Regular readers of the Friday message know that I start it with a quote that summarizes the theme of the week.
This week, I have an embarrassment of riches for good quotes thanks to a new website launched this week that will provide regular status reports on our progress transitioning to the Department of Human Services and the Oregon Health Authority.
For the site we talked to DHS and OHA employees to get their thoughts on the coming change and they agreed to share their stories. You can read them yourself here. www.transition.oregon.gov
For example, here's what Rhonda Prodzinski of CAF says:
"The new DHS will be able to focus on what we do best - delivering services to people who need help in their neighborhoods and communities."
She's right. And over the past several months we have made great strides forward in completing the work necessary to make the transition to two agencies. We are right on schedule and have moved from the planning phase to the implementation phase. Several key decisions have been made, including finalizing visions for the new agencies and their proposed budgets. Also decided is how our administrative services will be shared and how we will manage the work between our two agencies.
For most of the shared service offices, the changes will not be dramatic and they will continue working with the programs and people they are working with today. You can find a full list of the shared services on the new website. Over the coming months, we will continue to refine how services will be organized to fit the needs of both agencies, and I will keep you posted as to how that progresses. We will also continue integrating the Office of Private Health Partnerships, the Oregon Medical Insurance Pool, the Public Employees' Benefit Board, and the Oregon Educators Benefit Board that now fall under the Oregon Health Authority into the agency structure in a positive way.
"Transitioning our work to OHA provides an exciting change for PEBB," says Brian Olson, of the Public Employees' Benefit Board. "We will continue to be focused on what we have been doing - moving forward with our contracts, focusing on quality, and holding contractors responsible."
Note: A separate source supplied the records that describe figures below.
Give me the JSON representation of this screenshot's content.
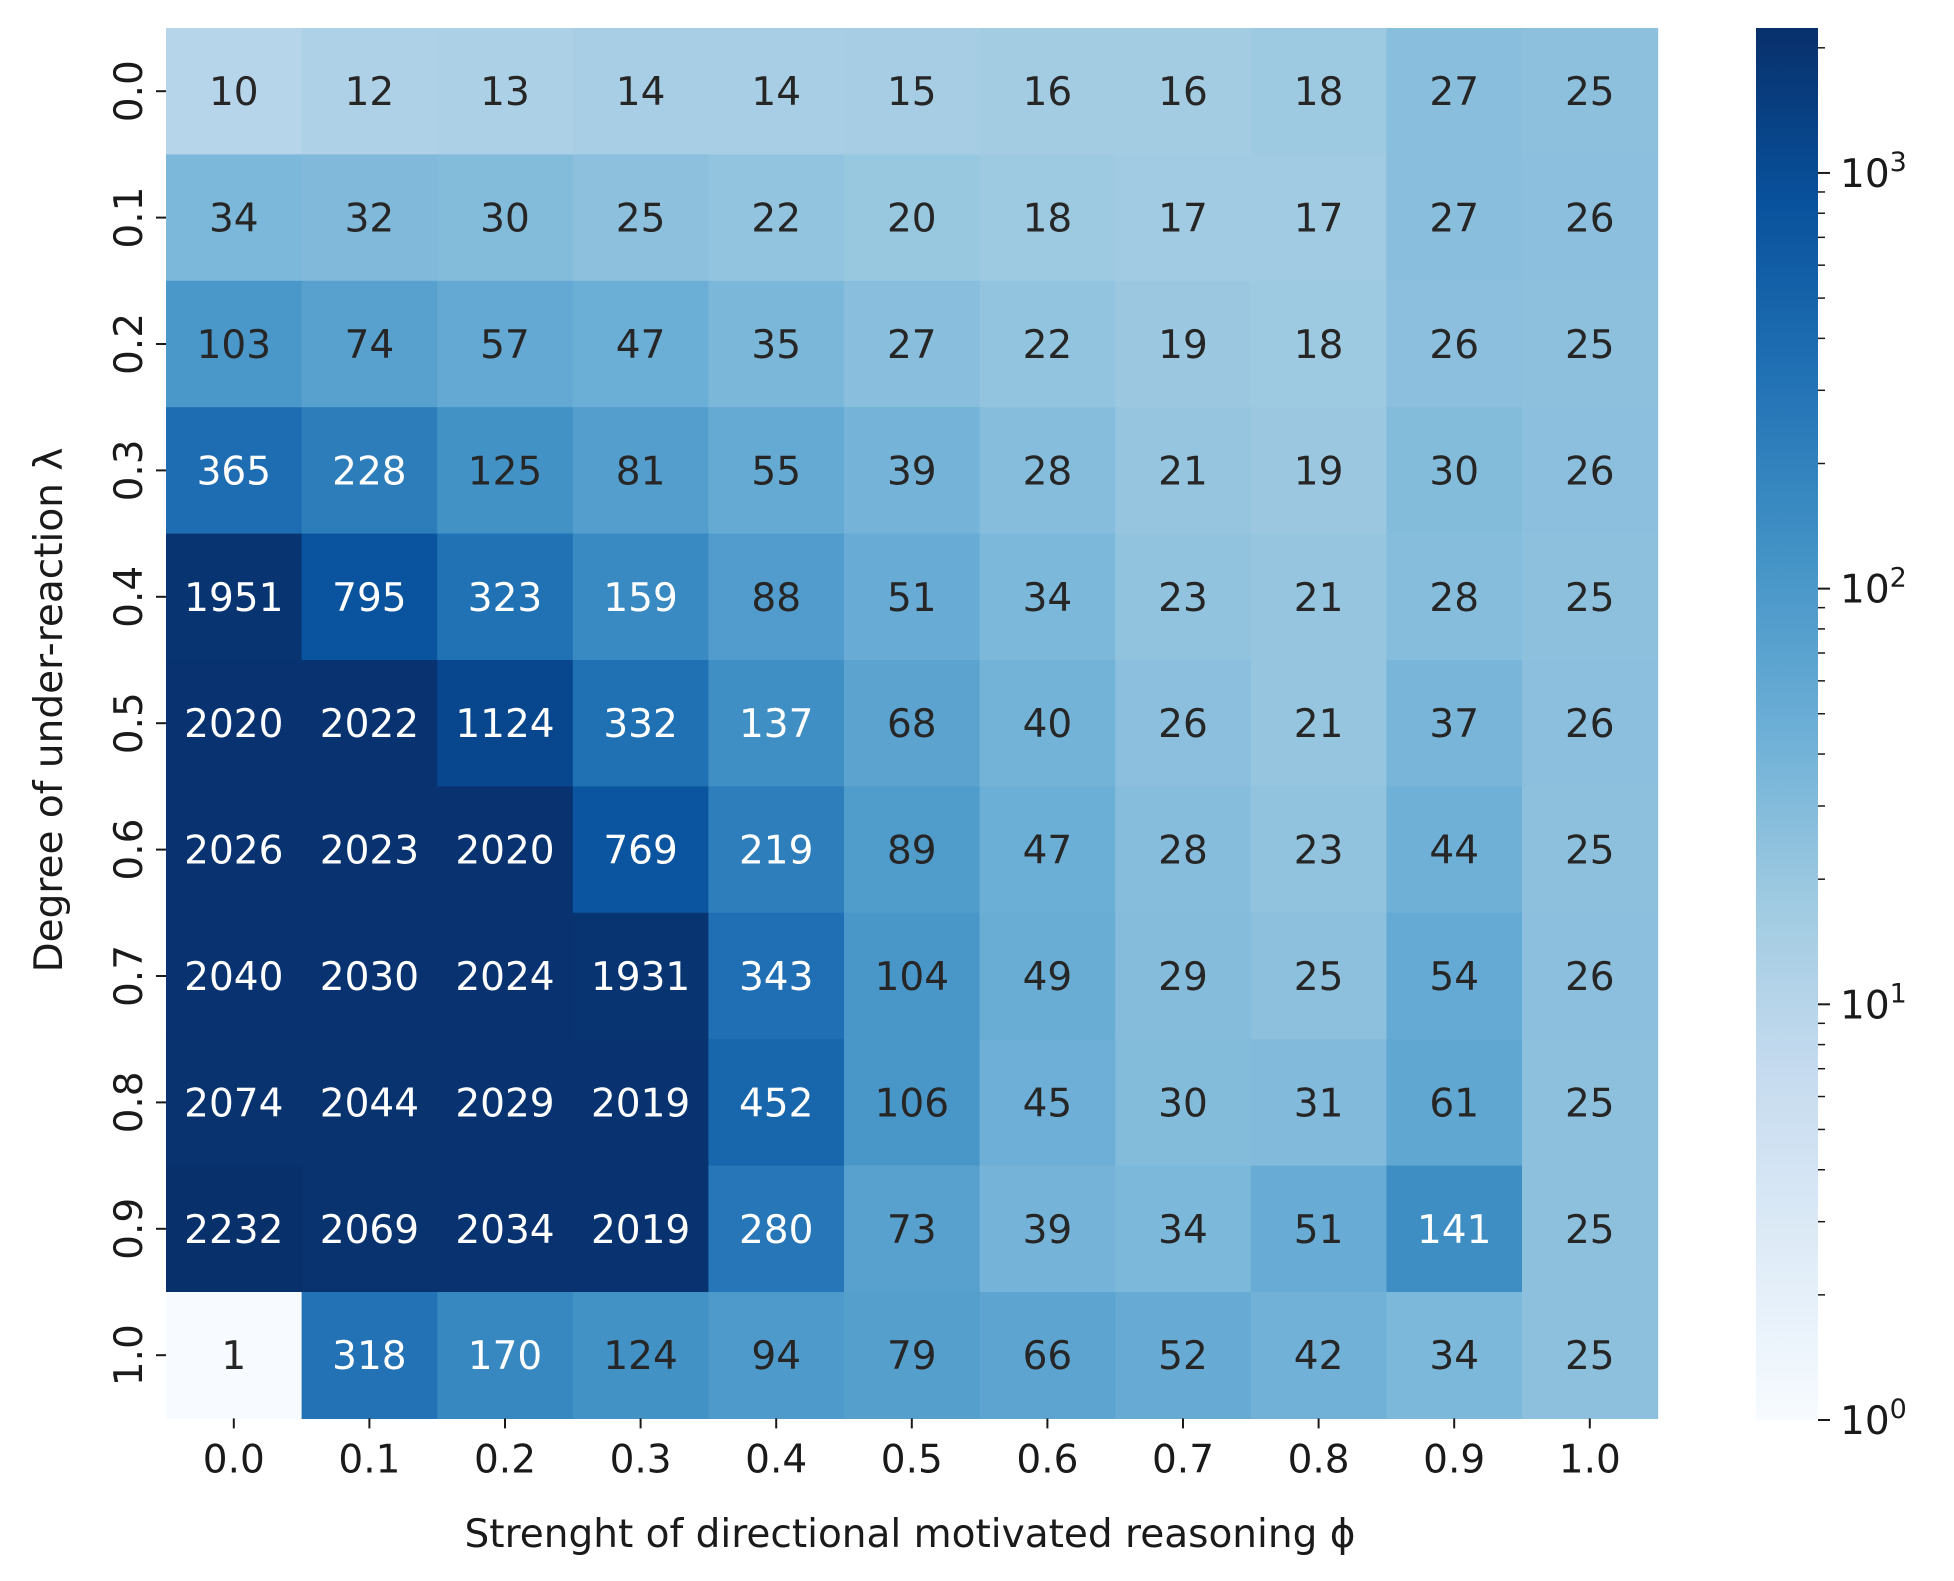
{
  "chart_data": {
    "type": "heatmap",
    "title": "",
    "xlabel": "Strenght of directional motivated reasoning ϕ",
    "ylabel": "Degree of under-reaction λ",
    "x_categories": [
      "0.0",
      "0.1",
      "0.2",
      "0.3",
      "0.4",
      "0.5",
      "0.6",
      "0.7",
      "0.8",
      "0.9",
      "1.0"
    ],
    "y_categories": [
      "0.0",
      "0.1",
      "0.2",
      "0.3",
      "0.4",
      "0.5",
      "0.6",
      "0.7",
      "0.8",
      "0.9",
      "1.0"
    ],
    "values": [
      [
        10,
        12,
        13,
        14,
        14,
        15,
        16,
        16,
        18,
        27,
        25
      ],
      [
        34,
        32,
        30,
        25,
        22,
        20,
        18,
        17,
        17,
        27,
        26
      ],
      [
        103,
        74,
        57,
        47,
        35,
        27,
        22,
        19,
        18,
        26,
        25
      ],
      [
        365,
        228,
        125,
        81,
        55,
        39,
        28,
        21,
        19,
        30,
        26
      ],
      [
        1951,
        795,
        323,
        159,
        88,
        51,
        34,
        23,
        21,
        28,
        25
      ],
      [
        2020,
        2022,
        1124,
        332,
        137,
        68,
        40,
        26,
        21,
        37,
        26
      ],
      [
        2026,
        2023,
        2020,
        769,
        219,
        89,
        47,
        28,
        23,
        44,
        25
      ],
      [
        2040,
        2030,
        2024,
        1931,
        343,
        104,
        49,
        29,
        25,
        54,
        26
      ],
      [
        2074,
        2044,
        2029,
        2019,
        452,
        106,
        45,
        30,
        31,
        61,
        25
      ],
      [
        2232,
        2069,
        2034,
        2019,
        280,
        73,
        39,
        34,
        51,
        141,
        25
      ],
      [
        1,
        318,
        170,
        124,
        94,
        79,
        66,
        52,
        42,
        34,
        25
      ]
    ],
    "colormap": "Blues",
    "color_scale": "log",
    "color_range": [
      1,
      2232
    ],
    "colorbar": {
      "major_ticks": [
        1,
        10,
        100,
        1000
      ],
      "tick_labels": [
        {
          "base": "10",
          "exp": "0"
        },
        {
          "base": "10",
          "exp": "1"
        },
        {
          "base": "10",
          "exp": "2"
        },
        {
          "base": "10",
          "exp": "3"
        }
      ]
    },
    "colors": {
      "text_dark": "#262626",
      "text_light": "#ffffff",
      "blues_stops": [
        "#f7fbff",
        "#deebf7",
        "#c6dbef",
        "#9ecae1",
        "#6baed6",
        "#4292c6",
        "#2171b5",
        "#08519c",
        "#08306b"
      ]
    },
    "grid": false
  }
}
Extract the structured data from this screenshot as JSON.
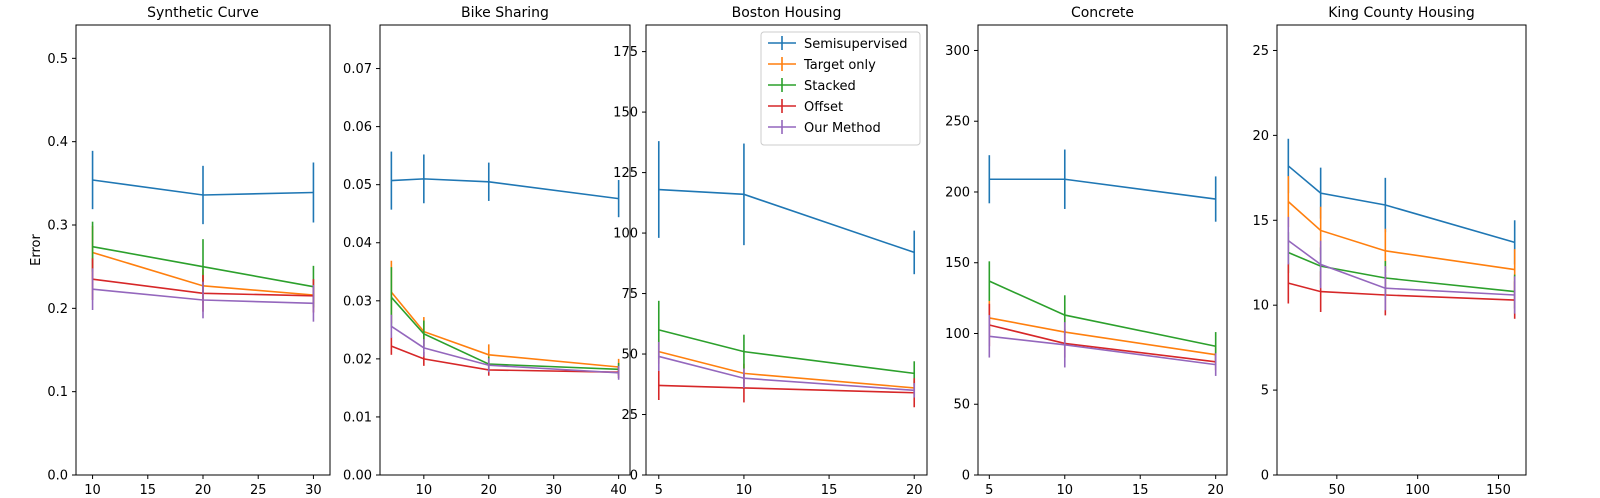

Additionally, one thing I have been personally proud of is that we are creating the two agencies in a way that doesn't require new resources and does not duplicate services. We are reconfiguring the two agencies, not recreating them. That is the kind of thinking and spirit we must continue to bring as we move forward. In fact, we have no choice. Not only are we making this change during the most difficult economic period in recent memory, we have set a standard in both our agencies of efficiency, effectiveness and innovation.
I am not alone in thinking that.
"I believe that transition and transformation occurring at the same time allows us to be active champions of positive change, change that will make us more efficient for the vulnerable populations that need us," says Sudha Ramakrishnan, Seniors and People With Disabilities, DHS. Hers is another story you can read on the new website.
And of course, we have both the moral and economic imperative of reforming our health care system to improve people's health, make health care affordable for all, improve access to care, and increase the quality of care while emphasizing prevention and above all, focusing on population health. That's what we'll be doing through the Oregon Health Authority.
"The change means more efficient use of taxpayers' dollars to cover more people, a more efficient delivery system, and more efficient health care for Oregonians who need it," says Roger McGraw, Budget, Planning and Analysis, Division of Medical Assistance Programs, OHA.
I want to thank the hundreds of people in DHS and OHA who over the past year have contributed to this transition while balancing the demands of their regular duties. It's been a lot of work but the payoff is going to be tremendous.
"We are moving in a direction that will have a tremendous impact on the way we serve Oregonians," says Oliver J. Vera, Healthy Kids Program, OHA.
I couldn't have said it better myself.